China revises 2007 GDP growth up to 11.9 pct

BEIJING | Thu Apr 10, 2008 6:03pm EDT

BEIJING (Reuters) - China on Thursday revised up its GDP growth for 2007 to 11.9 percent from 11.4 percent, showing that the world's fastest-growing major economy had even more of a banner year than initially thought.

Gross domestic product expanded last year at the quickest pace since 1994 and, but for a strengthening of the euro, would probably have moved China clear of Germany as the world's third-biggest economy when expressed in dollar terms.

The statistics agency also revised up 2006 GDP growth to 11.6 percent from 11.1 percent.

The upward revisions reflected greater output in the service sector than was initially reported, data on the National Bureau of Statistics (NBS) Web site showed.

With many analysts forecasting weaker growth this year, the GDP restatement provided a timely reminder that China has a habit of delivering unexpectedly strong economic performances.

Tim Condon, head of Asia research at ING in Singapore, said he was a little sceptical of the slowdown story. "China may once again surprise on the upside," he said.

"Domestic demand is fully capable of offsetting the foreign demand component that may slow down because of the narrowing trade surplus and keep that growth rate pretty high," he said.

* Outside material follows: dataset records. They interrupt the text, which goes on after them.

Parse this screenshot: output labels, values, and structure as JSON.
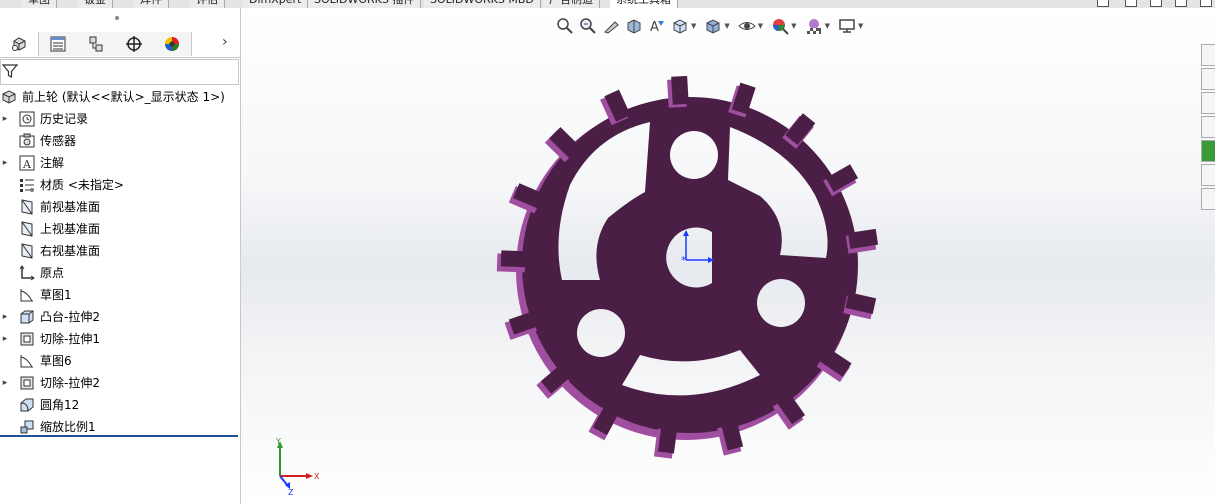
{
  "command_tabs": [
    "草图",
    "钣金",
    "焊件",
    "评估",
    "DimXpert",
    "SOLIDWORKS 插件",
    "SOLIDWORKS MBD",
    "广告制造",
    "系统工具箱"
  ],
  "active_tab_index": 8,
  "panel_tabs": [
    {
      "icon": "feature-manager-icon"
    },
    {
      "icon": "property-manager-icon"
    },
    {
      "icon": "configuration-manager-icon"
    },
    {
      "icon": "dimxpert-manager-icon"
    },
    {
      "icon": "display-manager-icon"
    }
  ],
  "panel_more": "›",
  "feature_tree": {
    "root": "前上轮  (默认<<默认>_显示状态 1>)",
    "items": [
      {
        "label": "历史记录",
        "icon": "history-icon",
        "expandable": true
      },
      {
        "label": "传感器",
        "icon": "sensor-icon",
        "expandable": false
      },
      {
        "label": "注解",
        "icon": "annotation-icon",
        "expandable": true
      },
      {
        "label": "材质 <未指定>",
        "icon": "material-icon",
        "expandable": false
      },
      {
        "label": "前视基准面",
        "icon": "plane-icon",
        "expandable": false
      },
      {
        "label": "上视基准面",
        "icon": "plane-icon",
        "expandable": false
      },
      {
        "label": "右视基准面",
        "icon": "plane-icon",
        "expandable": false
      },
      {
        "label": "原点",
        "icon": "origin-icon",
        "expandable": false
      },
      {
        "label": "草图1",
        "icon": "sketch-icon",
        "expandable": false
      },
      {
        "label": "凸台-拉伸2",
        "icon": "boss-extrude-icon",
        "expandable": true
      },
      {
        "label": "切除-拉伸1",
        "icon": "cut-extrude-icon",
        "expandable": true
      },
      {
        "label": "草图6",
        "icon": "sketch-icon",
        "expandable": false
      },
      {
        "label": "切除-拉伸2",
        "icon": "cut-extrude-icon",
        "expandable": true
      },
      {
        "label": "圆角12",
        "icon": "fillet-icon",
        "expandable": false
      },
      {
        "label": "缩放比例1",
        "icon": "scale-icon",
        "expandable": false
      }
    ]
  },
  "headsup_toolbar": [
    "zoom-to-fit-icon",
    "zoom-to-area-icon",
    "previous-view-icon",
    "section-view-icon",
    "dynamic-annotation-icon",
    "view-orientation-icon",
    "display-style-icon",
    "hide-show-items-icon",
    "edit-appearance-icon",
    "apply-scene-icon",
    "view-settings-icon"
  ],
  "task_pane": [
    "home-icon",
    "parts-icon",
    "file-explorer-icon",
    "view-palette-icon",
    "appearances-icon",
    "custom-properties-icon",
    "forum-icon"
  ],
  "triad": {
    "x": "X",
    "y": "Y",
    "z": "Z"
  },
  "colors": {
    "part": "#4a1e45",
    "part_edge": "#a04ea0",
    "origin": "#1a3cff",
    "selection_bar": "#1f4e9a"
  }
}
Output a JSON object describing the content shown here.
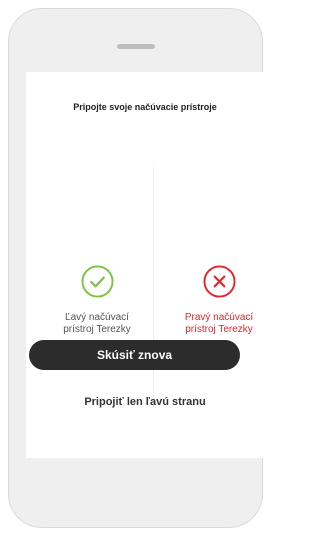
{
  "screen": {
    "title": "Pripojte svoje načúvacie prístroje"
  },
  "devices": {
    "left": {
      "label_line1": "Ľavý načúvací",
      "label_line2": "prístroj Terezky",
      "status": "connected",
      "icon": "check-circle-icon",
      "color": "#7cc242"
    },
    "right": {
      "label_line1": "Pravý načúvací",
      "label_line2": "prístroj Terezky",
      "status": "failed",
      "icon": "x-circle-icon",
      "color": "#e0262b"
    }
  },
  "actions": {
    "retry_label": "Skúsiť znova",
    "left_only_label": "Pripojiť len ľavú stranu"
  }
}
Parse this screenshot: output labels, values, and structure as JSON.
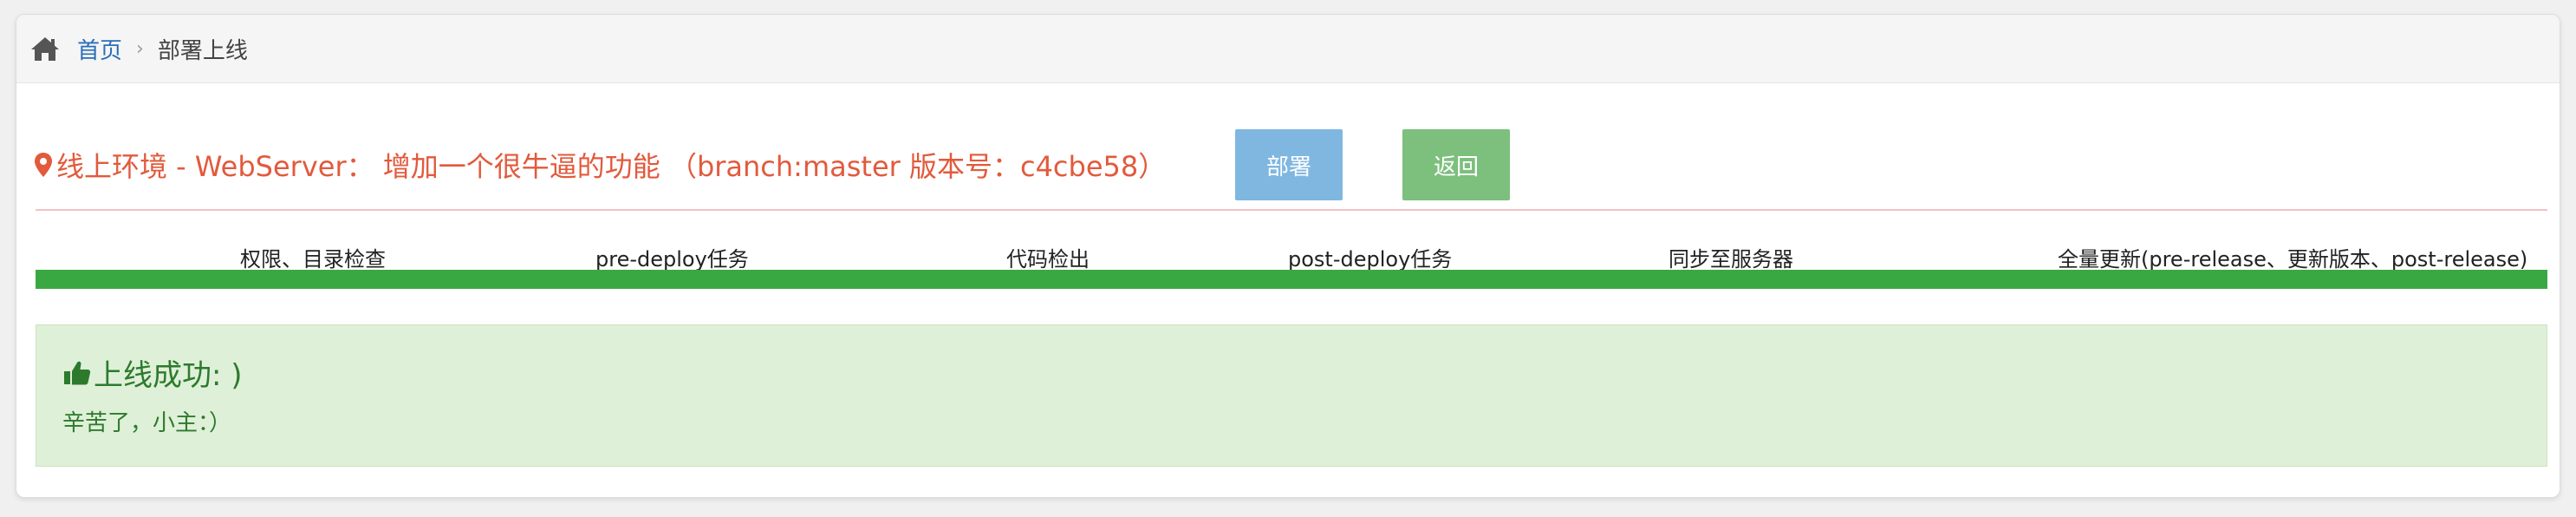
{
  "breadcrumb": {
    "home_icon": "home-icon",
    "home_label": "首页",
    "separator": "›",
    "current": "部署上线"
  },
  "task": {
    "marker_icon": "map-marker-icon",
    "title": "线上环境 - WebServer： 增加一个很牛逼的功能 （branch:master 版本号：c4cbe58）",
    "title_color": "#e25a3c"
  },
  "buttons": {
    "deploy": "部署",
    "back": "返回"
  },
  "steps": [
    {
      "label": "权限、目录检查"
    },
    {
      "label": "pre-deploy任务"
    },
    {
      "label": "代码检出"
    },
    {
      "label": "post-deploy任务"
    },
    {
      "label": "同步至服务器"
    },
    {
      "label": "全量更新(pre-release、更新版本、post-release)"
    }
  ],
  "progress": {
    "percent": 100,
    "color": "#3aa842"
  },
  "result": {
    "icon": "thumbs-up-icon",
    "heading": "上线成功: )",
    "message": "辛苦了，小主：）"
  }
}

As China's economy goes from strength to strength, so does its currency. The yuan CNY=CFXS punched through the symbolic barrier of 7 to the dollar on Thursday for the first time since Beijing scrapped its peg to the U.S. currency in July 2005 [nSHA132461].

PEAKED LAST YEAR

Services grew by 12.6 percent last year, compared with an initial estimate of 11.4 percent, accounting for the entire revision in GDP growth, the statistics agency said.

Services also explained the stronger 2006 GDP growth, with the sector's output estimate lifted to 12.1 percent from 10.8 percent.

There were no changes in growth figures for the agricultural or industrial sectors in either 2006 or 2007.

Separately on Thursday, an official from the statistics agency said China's economy probably hit the top of the cycle last year and will begin to lose some altitude on the back of weaker exports.

"According to our initial estimate, the year 2007 witnessed the peak of the economic growth cycle," Xu Xianchun, NBS deputy head, said in a front-page article in China Information News, a newspaper run by the statistics agency.

But China's consumer price inflation may rise in 2008 from the 4.8 percent it averaged in 2007, Xu said.

"In the previous cycle, China's growth peaked in 1992 but inflation did not reach its peak until 1994," he said, referring to that year's inflation rate of 24.1 percent.

It is customary for China to revise GDP figures twice after their initial publication, meaning that the 2007 figures could change once more, although the 2006 data should be final.

The statistics agency is scheduled to release first-quarter GDP figures next Thursday alongside other economic indicators for March.

Analysts polled by Reuters expect GDP growth of 10.0 percent, down from 11.2 percent in the final three months of 2007, as the global slowdown weighs on China's roaring economy.

China's GDP has grown by at least 10 percent for five years in a row. The International Monetary Fund on Wednesday cut its forecast for the China's 2008 growth to 9.3 percent from 10.0 percent.